# ReverseDiff resultst do not fit theory

I have a question concerning ReverseDiff. I am doing some simple benchmarking with different Julia tools for automatic differentiation. In theory (at least what I know of automatic differentiation theory) computing a gradient should take no more than five times the time it takes to compute the objective function (with the reverse mode).

So I took the extension of the Rosenbrock function:

``````function f(x)
n=1000;
return 100.0 * sum((x[i] - x[i - 1]^2)^2 for i=2:n) + (1.0 - x)^2
end
``````

For all the values of n I tested, the time to compute the gradient is much more then 5 times the time it took to compute f(x). The testing I did was simple:

``````x = rand(n)                                                    # Where n is the right size for f
t = @elapsed f(x)
``````

With n=100, t=2.224000e-06 and t_g = 9.482440e-04
With n = 500, t = 2.054000e-06 and t_g = 4.637314e-03
With n = 1000, t =3.007000e-06 and t_g = 9.125266e-03

Am I misunderstanding the theory? Or is there something in my code that’s wrong? I am really confused by the disparity between theory and real life…

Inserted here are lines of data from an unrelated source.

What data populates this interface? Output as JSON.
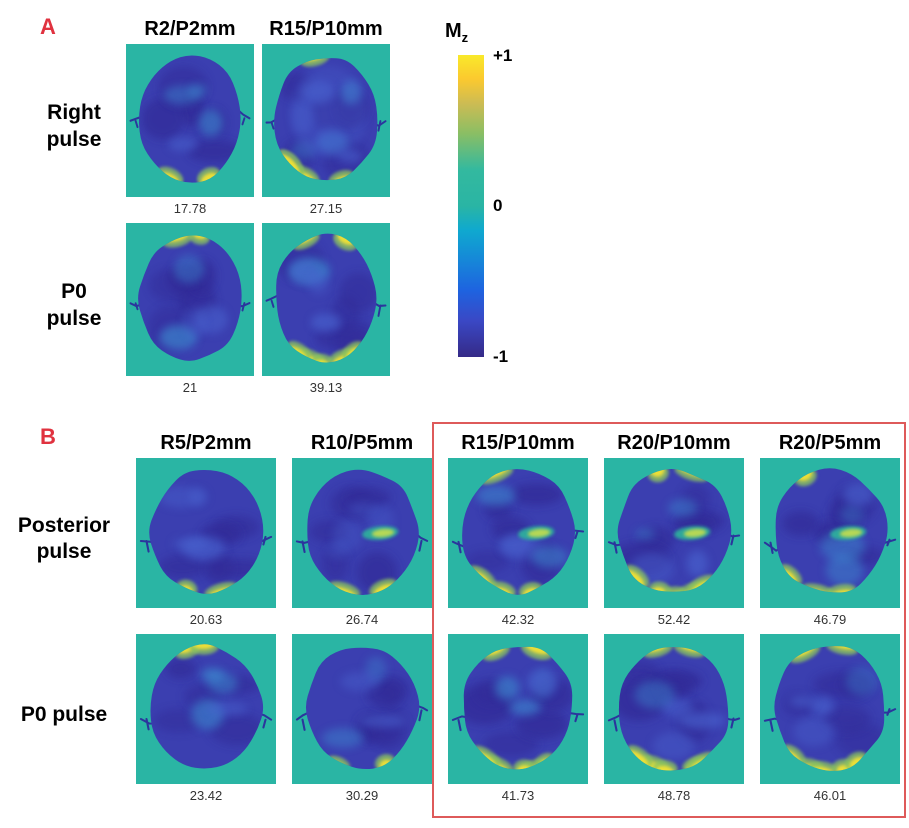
{
  "panelA": {
    "label": "A",
    "col_headers": [
      "R2/P2mm",
      "R15/P10mm"
    ],
    "rows": [
      {
        "lines": [
          "Right",
          "pulse"
        ],
        "cells": [
          {
            "value": "17.78",
            "seed": 3,
            "edge": "low"
          },
          {
            "value": "27.15",
            "seed": 7,
            "edge": "mid",
            "light": true
          }
        ]
      },
      {
        "lines": [
          "P0",
          "pulse"
        ],
        "cells": [
          {
            "value": "21",
            "seed": 11,
            "edge": "low",
            "top": true
          },
          {
            "value": "39.13",
            "seed": 5,
            "edge": "high"
          }
        ]
      }
    ],
    "colorbar": {
      "title": "M",
      "title_sub": "z",
      "ticks": [
        "+1",
        "0",
        "-1"
      ]
    }
  },
  "panelB": {
    "label": "B",
    "col_headers": [
      "R5/P2mm",
      "R10/P5mm",
      "R15/P10mm",
      "R20/P10mm",
      "R20/P5mm"
    ],
    "highlighted_headers": [
      "R15/P10mm",
      "R20/P10mm",
      "R20/P5mm"
    ],
    "rows": [
      {
        "lines": [
          "Posterior",
          "pulse"
        ],
        "cells": [
          {
            "value": "20.63",
            "seed": 21,
            "edge": "low"
          },
          {
            "value": "26.74",
            "seed": 22,
            "edge": "low",
            "streak": true
          },
          {
            "value": "42.32",
            "seed": 23,
            "edge": "mid",
            "streak": true
          },
          {
            "value": "52.42",
            "seed": 24,
            "edge": "high",
            "streak": true
          },
          {
            "value": "46.79",
            "seed": 25,
            "edge": "mid",
            "streak": true
          }
        ]
      },
      {
        "lines": [
          "P0 pulse"
        ],
        "cells": [
          {
            "value": "23.42",
            "seed": 26,
            "edge": "low",
            "top": true
          },
          {
            "value": "30.29",
            "seed": 27,
            "edge": "low"
          },
          {
            "value": "41.73",
            "seed": 28,
            "edge": "high"
          },
          {
            "value": "48.78",
            "seed": 29,
            "edge": "high"
          },
          {
            "value": "46.01",
            "seed": 30,
            "edge": "high"
          }
        ]
      }
    ]
  },
  "colors": {
    "background": "#ffffff",
    "teal_bg": "#2ab5a4",
    "brain_base": "#3b3fb0",
    "brain_dark": "#312c97",
    "brain_light1": "#4a63cf",
    "brain_light2": "#3e8fd2",
    "vessel": "#2c2f9d",
    "hot_yellow": "#f2e235",
    "hot_green": "#8cc55e",
    "streak_teal": "#2fb49c",
    "streak_yellow": "#cfe04a",
    "accent_red": "#e0323f",
    "box_red": "#de5a5a"
  }
}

(I am new to discourse so I don’t know if it’s the right place to ask this question…)

Basically, the theory is correct but irrelevant: ReverseDiff does compute the gradient in asymptotically optimal time, but it has to store all the operations, which makes it slow. Playing around with vector operations might help.

3 Likes

ReverseDiff works by constructing an “instruction tape”, recording everything that your function does and then using that tape to propagate the gradient information backwards to the inputs. There’s a significant amount of overhead involved in constructing that tape, but fortunately you can do it ahead of time.

First of all, let’s establish a baseline, using BenchmarkTools.jl for more accurate timing:

``````
julia> n = 1000
1000

julia> function f(x)
n = length(x)
return 100.0 * sum((x[i] - x[i - 1]^2)^2 for i=2:n) + (1.0 - x)^2
end
f (generic function with 1 method)

julia> using BenchmarkTools

julia> @btime f(x) setup=(x = rand(n))
991.692 ns (5 allocations: 96 bytes)
``````

Your function `f(x)` is allocating a small amount of memory. You could probably make it faster by computing the `sum` in a loop rather than using a generator as you’re doing now, but this is OK for now.

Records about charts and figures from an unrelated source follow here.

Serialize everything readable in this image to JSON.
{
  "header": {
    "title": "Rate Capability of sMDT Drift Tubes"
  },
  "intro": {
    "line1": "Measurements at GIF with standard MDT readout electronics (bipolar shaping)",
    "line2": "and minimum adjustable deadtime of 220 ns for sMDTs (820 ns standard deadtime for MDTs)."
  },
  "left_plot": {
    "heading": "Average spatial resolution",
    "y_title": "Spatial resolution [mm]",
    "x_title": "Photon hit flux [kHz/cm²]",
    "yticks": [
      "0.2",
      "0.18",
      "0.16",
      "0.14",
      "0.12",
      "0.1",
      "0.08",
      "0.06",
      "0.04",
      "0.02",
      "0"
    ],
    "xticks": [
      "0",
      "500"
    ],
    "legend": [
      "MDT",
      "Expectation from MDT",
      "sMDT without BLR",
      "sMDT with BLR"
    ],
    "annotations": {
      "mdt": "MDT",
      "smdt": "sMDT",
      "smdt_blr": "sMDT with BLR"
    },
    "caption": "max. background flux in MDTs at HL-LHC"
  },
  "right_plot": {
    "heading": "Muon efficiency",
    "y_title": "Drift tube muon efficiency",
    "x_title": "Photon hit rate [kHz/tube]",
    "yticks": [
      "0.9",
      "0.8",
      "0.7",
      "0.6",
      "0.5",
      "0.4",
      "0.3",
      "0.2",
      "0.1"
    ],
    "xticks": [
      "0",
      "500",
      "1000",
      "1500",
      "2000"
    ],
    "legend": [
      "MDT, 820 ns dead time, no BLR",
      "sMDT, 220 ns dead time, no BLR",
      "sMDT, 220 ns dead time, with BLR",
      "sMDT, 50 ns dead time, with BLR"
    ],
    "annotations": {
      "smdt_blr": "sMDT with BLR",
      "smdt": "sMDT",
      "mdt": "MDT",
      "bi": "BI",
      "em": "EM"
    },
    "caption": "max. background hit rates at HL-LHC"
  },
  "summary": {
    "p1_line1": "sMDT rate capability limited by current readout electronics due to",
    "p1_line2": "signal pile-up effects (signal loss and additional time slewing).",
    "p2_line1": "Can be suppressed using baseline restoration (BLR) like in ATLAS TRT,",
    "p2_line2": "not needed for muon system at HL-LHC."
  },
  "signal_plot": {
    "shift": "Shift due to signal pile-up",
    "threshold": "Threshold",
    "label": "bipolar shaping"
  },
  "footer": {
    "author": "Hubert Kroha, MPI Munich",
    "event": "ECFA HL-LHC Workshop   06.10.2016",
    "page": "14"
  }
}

Just calling `ReverseDiff.gradient` is very expensive because it recomputes the tape every time:

``````julia> @btime ReverseDiff.gradient(f, x) setup=(x = rand(n))
8.637 ms (32012 allocations: 1.00 MiB)
``````

Instead, we should pre-record the tape and pre-allocate an output vector to hold the result:

``````julia> tape = ReverseDiff.compile(ReverseDiff.GradientTape(f, rand(n)))
ReverseDiff.CompiledTape(f)

julia> @btime ReverseDiff.gradient!(g, \$tape, x) setup=(x = rand(n); g = similar(x))
312.478 μs (0 allocations: 0 bytes)
``````

Computing the gradient with the pre-recorded tape is almost 30 times faster than re-building the tape every time. ReverseDiff is even smart enough to pre-allocate all the memory it needs, so this function doesn’t even allocate anything.

This still isn’t magically “no more than five times” as slow as the original `f`, but it’s much closer. Getting even better performance will require more than my level of expertise. But the point is that it’s extremely important to consider the overhead involved when benchmarking things like autodiff. Julia’s ReverseDiff is quite competitive in that regard.

5 Likes

Sorry I didn’t know what was the most appropriate place to post this issue was! Won’t happen again!

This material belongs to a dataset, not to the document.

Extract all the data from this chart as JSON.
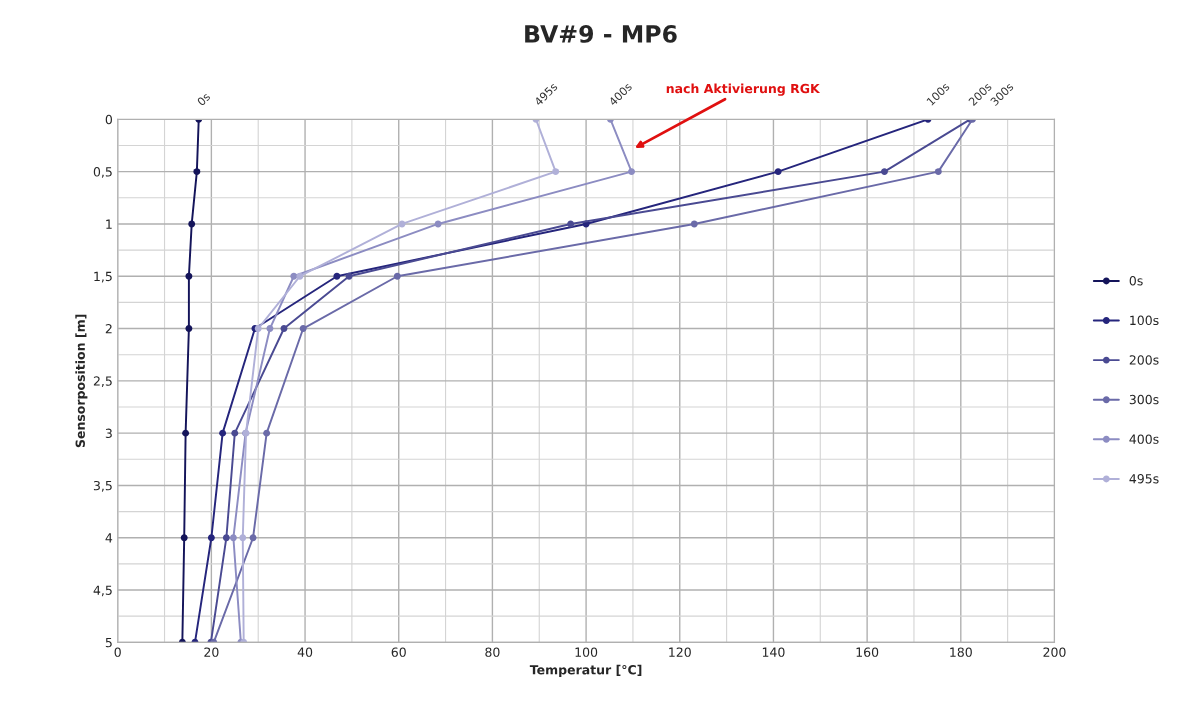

Thank you very much! That will be very useful for the continuation of my testing with automatic differentiation!

By the way, the future of autodiff in Julia is https://github.com/JuliaDiff/Capstan.jl using https://github.com/jrevels/Cassette.jl however neither of those is ready for use yet.

1 Like

I’ll keep an eye out for those! For now ForwardDiff and ReverseDiff should suffice for me!